Ai famigliari non resta che fare congetture mentre attendono l`arrivo della carrozza con il nostro esperto di cucina e già queste prime pagine, con il loro andamento da opera buffa, danno il la alla narrazione. Artusi, nato a Forlimpopoli nel 1820, ha 75 anni ben portati, è ancora signorino, inalbera un paio di baffoni bianchi, folti e spioventi, come quelli di Umberto I, ha in mano una cesta con due gattoni obesi e un romanzo di Arthur Conan Doyle. E` un preciso segnale per il lettore ma Marco Malvaldi ha dovuto farglielo leggere in inglese poiché a quella data il padre di Sherlock Holmes non era stato ancora tradotto in italiano.
«Una delle doti principali di Pellegrino Artusi era la capacità di leggere il volto e il comportamento dell`umano; un talento naturale, che aveva affinato nei lunghi anni passati a vendere sete a mezza Toscana». Conoscere il linguaggio non verbale, diremmo oggi, e la dote sarà preziosa per aiutare il delegato Artistico a sbrogliare una matassa che ci guarderemo bene dallo svelare. Diciamo solo che, mentre nelle parodie del giallo l`assassino è il maggiordomo, qui è la vittima.

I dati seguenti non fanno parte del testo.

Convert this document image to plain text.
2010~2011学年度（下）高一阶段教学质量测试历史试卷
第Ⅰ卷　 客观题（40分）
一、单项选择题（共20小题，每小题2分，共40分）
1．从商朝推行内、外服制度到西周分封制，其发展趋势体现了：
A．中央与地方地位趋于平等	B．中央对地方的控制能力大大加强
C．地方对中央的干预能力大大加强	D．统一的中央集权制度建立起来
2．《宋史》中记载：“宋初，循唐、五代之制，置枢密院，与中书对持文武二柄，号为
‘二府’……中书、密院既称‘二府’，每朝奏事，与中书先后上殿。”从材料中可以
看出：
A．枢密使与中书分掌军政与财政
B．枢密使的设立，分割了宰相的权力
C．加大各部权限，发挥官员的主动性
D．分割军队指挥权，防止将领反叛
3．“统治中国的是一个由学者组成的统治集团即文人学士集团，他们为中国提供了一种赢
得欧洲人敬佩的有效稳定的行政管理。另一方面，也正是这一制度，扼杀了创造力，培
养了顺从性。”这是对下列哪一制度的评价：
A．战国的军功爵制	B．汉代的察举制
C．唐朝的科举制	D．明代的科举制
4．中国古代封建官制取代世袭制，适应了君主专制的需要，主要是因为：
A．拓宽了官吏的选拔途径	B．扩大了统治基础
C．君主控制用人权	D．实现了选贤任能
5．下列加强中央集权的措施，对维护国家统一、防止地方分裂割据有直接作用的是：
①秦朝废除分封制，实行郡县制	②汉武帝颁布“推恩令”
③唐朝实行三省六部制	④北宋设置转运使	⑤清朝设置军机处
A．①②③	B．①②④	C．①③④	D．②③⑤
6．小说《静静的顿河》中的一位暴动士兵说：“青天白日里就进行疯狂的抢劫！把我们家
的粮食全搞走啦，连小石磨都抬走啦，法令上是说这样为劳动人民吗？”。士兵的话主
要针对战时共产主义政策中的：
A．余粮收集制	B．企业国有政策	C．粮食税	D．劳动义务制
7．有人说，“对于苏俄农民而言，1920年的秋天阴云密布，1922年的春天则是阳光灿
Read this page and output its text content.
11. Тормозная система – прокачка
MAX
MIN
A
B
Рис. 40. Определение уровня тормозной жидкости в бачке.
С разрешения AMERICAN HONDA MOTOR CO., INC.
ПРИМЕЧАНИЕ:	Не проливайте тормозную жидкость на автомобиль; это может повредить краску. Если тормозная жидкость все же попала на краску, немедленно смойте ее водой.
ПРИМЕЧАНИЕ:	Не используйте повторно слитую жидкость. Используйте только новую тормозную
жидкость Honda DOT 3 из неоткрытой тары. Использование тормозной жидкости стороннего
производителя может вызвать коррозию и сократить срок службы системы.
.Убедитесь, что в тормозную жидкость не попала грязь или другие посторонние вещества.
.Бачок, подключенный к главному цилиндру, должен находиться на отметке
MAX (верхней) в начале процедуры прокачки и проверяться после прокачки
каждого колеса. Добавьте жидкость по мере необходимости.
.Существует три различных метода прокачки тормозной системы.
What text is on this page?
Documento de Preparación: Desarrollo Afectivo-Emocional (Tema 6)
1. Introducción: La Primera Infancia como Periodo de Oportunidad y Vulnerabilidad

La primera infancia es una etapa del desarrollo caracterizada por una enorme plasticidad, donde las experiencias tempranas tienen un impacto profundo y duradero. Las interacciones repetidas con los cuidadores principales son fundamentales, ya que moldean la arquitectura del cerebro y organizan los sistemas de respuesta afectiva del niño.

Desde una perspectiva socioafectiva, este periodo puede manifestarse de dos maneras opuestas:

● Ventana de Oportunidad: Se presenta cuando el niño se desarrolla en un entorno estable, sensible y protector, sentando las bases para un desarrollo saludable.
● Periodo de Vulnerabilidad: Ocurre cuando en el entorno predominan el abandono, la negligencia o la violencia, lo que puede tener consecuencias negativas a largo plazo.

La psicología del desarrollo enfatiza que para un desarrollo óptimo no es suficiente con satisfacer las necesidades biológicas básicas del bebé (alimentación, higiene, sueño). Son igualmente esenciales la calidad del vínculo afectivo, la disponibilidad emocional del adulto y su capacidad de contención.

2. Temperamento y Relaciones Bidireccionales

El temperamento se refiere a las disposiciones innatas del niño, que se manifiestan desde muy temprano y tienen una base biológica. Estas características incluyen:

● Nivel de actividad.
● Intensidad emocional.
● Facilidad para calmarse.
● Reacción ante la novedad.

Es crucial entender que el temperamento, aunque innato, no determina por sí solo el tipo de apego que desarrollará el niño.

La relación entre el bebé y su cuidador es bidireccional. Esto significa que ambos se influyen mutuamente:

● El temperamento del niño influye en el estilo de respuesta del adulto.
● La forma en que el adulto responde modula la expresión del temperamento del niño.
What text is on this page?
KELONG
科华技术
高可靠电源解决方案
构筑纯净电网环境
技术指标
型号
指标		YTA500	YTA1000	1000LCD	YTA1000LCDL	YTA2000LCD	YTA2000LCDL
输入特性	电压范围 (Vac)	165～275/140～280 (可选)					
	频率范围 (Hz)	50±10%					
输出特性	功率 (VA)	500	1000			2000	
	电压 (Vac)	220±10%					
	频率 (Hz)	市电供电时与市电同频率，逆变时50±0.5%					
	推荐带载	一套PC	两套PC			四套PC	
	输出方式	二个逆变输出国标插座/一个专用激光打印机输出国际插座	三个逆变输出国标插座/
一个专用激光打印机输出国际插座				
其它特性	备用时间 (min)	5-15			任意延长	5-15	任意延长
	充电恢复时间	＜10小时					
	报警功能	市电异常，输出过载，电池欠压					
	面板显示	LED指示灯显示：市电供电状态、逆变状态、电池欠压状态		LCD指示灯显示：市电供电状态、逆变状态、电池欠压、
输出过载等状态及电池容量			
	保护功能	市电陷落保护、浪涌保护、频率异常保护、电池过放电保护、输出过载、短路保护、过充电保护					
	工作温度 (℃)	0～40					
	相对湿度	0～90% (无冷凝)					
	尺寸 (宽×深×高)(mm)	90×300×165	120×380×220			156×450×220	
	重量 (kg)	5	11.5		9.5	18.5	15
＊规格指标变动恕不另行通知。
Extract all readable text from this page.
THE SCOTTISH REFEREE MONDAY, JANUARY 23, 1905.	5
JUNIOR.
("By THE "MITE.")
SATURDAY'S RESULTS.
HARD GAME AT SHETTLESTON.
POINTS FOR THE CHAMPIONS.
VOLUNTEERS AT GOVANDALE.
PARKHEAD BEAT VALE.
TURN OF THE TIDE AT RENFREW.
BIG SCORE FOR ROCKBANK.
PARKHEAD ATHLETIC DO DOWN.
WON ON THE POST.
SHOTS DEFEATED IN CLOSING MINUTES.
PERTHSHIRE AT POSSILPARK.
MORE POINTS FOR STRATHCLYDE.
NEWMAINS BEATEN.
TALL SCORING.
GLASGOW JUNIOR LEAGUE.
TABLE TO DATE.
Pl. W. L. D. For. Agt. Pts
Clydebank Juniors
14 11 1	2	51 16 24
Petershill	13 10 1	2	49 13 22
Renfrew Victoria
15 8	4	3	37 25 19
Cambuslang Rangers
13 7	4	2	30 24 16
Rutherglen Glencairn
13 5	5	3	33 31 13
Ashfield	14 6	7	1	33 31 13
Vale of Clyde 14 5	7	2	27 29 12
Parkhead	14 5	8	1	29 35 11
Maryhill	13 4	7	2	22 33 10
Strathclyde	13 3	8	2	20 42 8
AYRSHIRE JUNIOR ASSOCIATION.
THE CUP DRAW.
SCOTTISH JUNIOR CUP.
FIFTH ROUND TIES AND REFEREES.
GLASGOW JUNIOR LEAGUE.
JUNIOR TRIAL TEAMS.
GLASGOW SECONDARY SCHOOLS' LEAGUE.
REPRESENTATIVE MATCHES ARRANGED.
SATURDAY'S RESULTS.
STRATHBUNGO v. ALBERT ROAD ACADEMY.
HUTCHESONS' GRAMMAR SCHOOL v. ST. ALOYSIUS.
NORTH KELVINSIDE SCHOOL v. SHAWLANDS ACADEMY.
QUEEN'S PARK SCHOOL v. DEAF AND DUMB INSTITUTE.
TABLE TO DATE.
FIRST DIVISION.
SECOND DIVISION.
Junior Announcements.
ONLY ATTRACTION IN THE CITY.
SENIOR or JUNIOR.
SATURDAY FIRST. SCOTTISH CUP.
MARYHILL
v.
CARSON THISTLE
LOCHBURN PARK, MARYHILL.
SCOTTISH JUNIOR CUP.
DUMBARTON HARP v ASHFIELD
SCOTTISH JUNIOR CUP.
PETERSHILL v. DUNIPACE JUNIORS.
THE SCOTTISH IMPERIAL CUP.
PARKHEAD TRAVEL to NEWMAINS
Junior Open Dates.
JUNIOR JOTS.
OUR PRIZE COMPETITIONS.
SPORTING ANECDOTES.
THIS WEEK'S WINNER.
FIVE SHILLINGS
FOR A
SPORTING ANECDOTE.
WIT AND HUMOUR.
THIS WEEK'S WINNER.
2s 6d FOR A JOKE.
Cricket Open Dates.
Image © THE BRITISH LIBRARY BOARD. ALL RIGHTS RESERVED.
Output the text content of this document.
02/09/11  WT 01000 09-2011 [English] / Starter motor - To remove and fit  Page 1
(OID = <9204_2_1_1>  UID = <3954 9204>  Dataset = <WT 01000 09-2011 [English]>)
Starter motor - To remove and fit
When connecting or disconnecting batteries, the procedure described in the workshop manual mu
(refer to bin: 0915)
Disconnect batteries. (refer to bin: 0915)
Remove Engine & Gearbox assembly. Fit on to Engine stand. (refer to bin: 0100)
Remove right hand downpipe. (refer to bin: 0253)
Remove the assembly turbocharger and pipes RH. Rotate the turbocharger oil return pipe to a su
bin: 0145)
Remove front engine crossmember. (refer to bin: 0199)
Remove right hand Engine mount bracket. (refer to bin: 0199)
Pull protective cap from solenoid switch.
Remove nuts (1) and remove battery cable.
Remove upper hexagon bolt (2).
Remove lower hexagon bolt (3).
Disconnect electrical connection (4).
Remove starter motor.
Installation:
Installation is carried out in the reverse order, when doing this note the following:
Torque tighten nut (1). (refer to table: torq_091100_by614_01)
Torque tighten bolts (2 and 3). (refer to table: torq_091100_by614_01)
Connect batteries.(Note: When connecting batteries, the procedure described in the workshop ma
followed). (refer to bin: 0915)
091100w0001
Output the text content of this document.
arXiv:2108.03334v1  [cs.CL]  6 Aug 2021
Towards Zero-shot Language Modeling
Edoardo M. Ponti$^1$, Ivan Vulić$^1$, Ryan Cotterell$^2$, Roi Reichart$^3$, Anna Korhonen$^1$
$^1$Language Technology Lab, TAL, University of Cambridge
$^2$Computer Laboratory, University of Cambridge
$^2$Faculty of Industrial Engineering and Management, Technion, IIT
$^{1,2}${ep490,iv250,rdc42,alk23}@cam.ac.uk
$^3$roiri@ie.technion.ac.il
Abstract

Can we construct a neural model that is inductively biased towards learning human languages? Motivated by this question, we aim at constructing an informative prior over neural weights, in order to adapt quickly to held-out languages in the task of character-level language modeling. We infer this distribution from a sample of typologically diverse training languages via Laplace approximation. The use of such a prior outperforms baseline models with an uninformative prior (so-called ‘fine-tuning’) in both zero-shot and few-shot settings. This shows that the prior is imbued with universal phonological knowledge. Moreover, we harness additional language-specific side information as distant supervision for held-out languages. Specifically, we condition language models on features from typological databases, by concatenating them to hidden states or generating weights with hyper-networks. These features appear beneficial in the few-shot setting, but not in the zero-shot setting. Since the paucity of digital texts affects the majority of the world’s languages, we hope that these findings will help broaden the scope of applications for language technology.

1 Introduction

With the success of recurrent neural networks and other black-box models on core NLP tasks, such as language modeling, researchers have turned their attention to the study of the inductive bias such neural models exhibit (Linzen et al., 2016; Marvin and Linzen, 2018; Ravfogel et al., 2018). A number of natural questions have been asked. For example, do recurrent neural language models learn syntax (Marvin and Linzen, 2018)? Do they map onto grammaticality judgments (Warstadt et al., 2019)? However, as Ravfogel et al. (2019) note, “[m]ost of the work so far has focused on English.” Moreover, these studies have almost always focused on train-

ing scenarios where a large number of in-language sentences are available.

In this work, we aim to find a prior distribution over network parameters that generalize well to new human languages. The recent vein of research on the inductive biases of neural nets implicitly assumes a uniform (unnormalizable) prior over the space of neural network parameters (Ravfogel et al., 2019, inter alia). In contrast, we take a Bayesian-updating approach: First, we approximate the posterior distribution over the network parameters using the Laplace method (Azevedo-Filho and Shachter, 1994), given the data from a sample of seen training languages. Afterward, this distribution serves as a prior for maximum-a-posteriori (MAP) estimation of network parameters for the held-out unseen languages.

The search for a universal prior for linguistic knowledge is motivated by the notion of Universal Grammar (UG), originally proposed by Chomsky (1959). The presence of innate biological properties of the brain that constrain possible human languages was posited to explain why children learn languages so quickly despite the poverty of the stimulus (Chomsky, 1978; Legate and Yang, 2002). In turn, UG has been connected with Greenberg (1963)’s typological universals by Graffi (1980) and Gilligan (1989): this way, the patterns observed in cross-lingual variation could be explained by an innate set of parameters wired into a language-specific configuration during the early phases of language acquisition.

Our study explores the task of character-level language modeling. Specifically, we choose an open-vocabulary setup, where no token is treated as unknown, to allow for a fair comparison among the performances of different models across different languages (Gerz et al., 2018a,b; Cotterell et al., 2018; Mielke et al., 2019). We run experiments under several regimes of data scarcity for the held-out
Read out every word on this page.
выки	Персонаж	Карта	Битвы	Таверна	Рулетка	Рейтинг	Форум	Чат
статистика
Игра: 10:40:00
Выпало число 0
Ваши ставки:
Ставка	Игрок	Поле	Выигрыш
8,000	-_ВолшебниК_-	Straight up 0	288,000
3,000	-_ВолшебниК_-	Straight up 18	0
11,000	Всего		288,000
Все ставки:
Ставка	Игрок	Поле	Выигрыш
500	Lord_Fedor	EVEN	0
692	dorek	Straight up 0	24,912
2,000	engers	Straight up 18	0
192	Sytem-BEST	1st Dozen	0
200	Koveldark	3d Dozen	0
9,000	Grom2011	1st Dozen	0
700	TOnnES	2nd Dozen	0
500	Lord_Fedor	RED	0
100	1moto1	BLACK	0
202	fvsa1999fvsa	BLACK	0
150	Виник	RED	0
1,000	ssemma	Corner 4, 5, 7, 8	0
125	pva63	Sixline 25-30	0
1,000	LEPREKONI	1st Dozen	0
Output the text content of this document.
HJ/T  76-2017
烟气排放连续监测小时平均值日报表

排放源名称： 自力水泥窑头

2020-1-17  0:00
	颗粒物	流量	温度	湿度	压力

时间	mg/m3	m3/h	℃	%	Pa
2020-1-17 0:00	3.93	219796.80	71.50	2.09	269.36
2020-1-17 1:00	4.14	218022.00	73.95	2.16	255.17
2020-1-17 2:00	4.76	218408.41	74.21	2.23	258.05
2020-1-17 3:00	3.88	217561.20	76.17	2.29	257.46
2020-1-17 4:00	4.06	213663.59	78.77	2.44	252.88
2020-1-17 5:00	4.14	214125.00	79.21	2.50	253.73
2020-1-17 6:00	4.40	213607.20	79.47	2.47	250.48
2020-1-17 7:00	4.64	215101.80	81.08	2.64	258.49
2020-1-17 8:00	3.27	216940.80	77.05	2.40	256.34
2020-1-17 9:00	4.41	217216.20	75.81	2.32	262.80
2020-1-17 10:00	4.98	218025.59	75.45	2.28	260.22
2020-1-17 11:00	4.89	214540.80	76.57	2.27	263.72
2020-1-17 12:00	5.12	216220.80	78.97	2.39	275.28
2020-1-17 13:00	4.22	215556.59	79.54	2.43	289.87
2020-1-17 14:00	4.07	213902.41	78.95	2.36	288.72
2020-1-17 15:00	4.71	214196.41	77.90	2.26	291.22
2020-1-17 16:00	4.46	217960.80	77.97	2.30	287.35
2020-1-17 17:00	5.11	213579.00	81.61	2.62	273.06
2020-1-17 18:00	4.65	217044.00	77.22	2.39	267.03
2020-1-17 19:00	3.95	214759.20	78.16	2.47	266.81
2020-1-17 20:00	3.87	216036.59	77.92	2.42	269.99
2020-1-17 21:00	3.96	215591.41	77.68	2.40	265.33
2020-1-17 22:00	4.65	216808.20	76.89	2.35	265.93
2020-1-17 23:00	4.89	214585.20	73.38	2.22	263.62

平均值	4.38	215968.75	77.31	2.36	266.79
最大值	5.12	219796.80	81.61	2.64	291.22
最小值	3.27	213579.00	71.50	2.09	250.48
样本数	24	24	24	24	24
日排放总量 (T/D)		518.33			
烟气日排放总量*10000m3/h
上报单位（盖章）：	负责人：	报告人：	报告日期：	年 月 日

Si parla molto di cibo in questa storia, e non potrebbe essere altrimenti ma nondimeno, per i pranzi del sabato e della domenica, quando già i commensali stanno per sedersi a tavola per gustare i capolavori di una cuoca tanto brava quanto scostante, succede qualche imprevisto che li costringe a digiunare. A parziale compenso l`autore ci regala una ricetta che non si trova nell`Artusi ma che ci starebbe benissimo, il polpettone zingaro a base di tonno.
Lasciamo per ultimo quello che per noi è il pregio maggiore, la complicità con il lettore. Però, quando l`autore afferma che «una delle maledizioni più comuni per gli uomini potenti è quella di avere un figlio scemo», è chiaro che si riferisce al passato. O no?
Palermo, Sellerio, 2011, 16mo brossura editoriale con copertina illustrata a colori, pp. 198.